Non-customer and lapsed customers in CLV
The conversion of a non-customer to a customer marks the beginning of a customer relationship, as well as the commencement of revenues and costs (including incurred acquisition costs) associated with that customer.
We should recognize that a new customer to the brand/firm is generally a first time customer to the firm (or brand). That is, a customer who has never purchased the brand before. But there is also the possibility that a non-customer is a former (or lapsed) customer to the firm or brand.
As an example, consider a consumer who used to have a Samsung mobile phone, then switched to an Apple handset for the last three years, and now they have returned to purchasing Samsung again. The reality is, to Samsung, this customer was lost to a competitor and therefore should be considered as a non-customer prior to their re-engagement with the brand.
Therefore, in the customer lifetime value calculation, we should also consider the acquisition cost of re-winning lost/lapsed customers – as they become “new” customers for the brand again. In other words, the firm needs to re-acquire the consumer.

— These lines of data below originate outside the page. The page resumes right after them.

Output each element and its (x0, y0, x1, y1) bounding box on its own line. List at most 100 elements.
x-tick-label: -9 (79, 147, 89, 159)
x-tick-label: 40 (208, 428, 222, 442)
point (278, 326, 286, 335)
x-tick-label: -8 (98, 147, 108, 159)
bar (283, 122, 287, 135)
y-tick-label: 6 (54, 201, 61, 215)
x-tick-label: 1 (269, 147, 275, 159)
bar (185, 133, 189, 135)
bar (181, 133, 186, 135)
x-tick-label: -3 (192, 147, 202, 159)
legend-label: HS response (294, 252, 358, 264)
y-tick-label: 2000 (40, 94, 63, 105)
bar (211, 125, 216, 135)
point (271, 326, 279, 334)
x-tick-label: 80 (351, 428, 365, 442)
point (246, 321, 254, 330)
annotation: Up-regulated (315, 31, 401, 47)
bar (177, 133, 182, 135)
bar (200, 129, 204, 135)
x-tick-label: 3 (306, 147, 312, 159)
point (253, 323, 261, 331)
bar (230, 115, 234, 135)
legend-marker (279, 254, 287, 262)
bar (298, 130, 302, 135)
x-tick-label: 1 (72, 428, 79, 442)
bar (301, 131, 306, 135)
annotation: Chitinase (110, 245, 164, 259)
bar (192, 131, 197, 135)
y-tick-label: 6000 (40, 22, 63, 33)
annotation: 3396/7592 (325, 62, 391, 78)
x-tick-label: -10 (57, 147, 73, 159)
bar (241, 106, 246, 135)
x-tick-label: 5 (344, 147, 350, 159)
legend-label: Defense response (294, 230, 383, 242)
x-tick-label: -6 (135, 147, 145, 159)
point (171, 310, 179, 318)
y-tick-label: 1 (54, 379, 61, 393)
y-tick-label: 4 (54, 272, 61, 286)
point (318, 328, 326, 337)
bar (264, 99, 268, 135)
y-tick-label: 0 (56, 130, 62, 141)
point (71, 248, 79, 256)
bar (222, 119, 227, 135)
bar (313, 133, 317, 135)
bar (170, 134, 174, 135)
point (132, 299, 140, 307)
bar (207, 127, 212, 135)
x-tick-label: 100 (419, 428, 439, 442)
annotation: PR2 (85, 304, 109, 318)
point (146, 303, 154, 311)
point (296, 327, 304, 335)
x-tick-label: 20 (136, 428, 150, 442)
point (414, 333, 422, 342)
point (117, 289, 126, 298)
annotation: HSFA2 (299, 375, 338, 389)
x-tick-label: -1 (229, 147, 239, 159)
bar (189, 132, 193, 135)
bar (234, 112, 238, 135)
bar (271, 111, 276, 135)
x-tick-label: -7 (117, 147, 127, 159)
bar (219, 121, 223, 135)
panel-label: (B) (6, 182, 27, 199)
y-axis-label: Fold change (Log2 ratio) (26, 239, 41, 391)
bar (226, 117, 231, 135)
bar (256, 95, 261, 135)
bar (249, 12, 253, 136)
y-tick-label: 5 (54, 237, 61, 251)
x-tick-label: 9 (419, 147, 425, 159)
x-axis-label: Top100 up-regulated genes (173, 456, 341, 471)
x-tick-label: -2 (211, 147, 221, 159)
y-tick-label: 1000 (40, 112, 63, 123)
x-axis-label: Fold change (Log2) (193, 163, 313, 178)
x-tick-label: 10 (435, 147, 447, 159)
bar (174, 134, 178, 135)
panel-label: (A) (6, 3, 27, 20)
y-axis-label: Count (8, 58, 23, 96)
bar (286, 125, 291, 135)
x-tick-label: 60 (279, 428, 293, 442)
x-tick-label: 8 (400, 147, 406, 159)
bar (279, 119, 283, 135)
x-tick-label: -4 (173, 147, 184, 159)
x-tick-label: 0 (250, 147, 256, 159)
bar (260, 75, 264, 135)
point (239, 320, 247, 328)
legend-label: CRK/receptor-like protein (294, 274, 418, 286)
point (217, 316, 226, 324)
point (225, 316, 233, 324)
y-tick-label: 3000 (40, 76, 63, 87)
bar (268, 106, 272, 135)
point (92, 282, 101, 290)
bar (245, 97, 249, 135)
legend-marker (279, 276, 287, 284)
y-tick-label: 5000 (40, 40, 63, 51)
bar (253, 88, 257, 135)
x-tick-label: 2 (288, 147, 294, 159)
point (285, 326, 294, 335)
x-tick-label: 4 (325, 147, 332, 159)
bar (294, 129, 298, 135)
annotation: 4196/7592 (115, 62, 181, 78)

Lapsed Customer “Cut-off” Timing
Depending upon the industry, different time periods will be applied to determine when to classify an existing customer as “lost” to a competitor (or whether they have become a non-consumer of that product category). Therefore, where possible, the company’s database should attempt to classify customers accordingly.
The standard approach to this is to consider the “recency” of their last purchase, based upon the average purchase frequency for the firm and the particular product category – which may vary from six months to three years (longer for durable and higher cost products).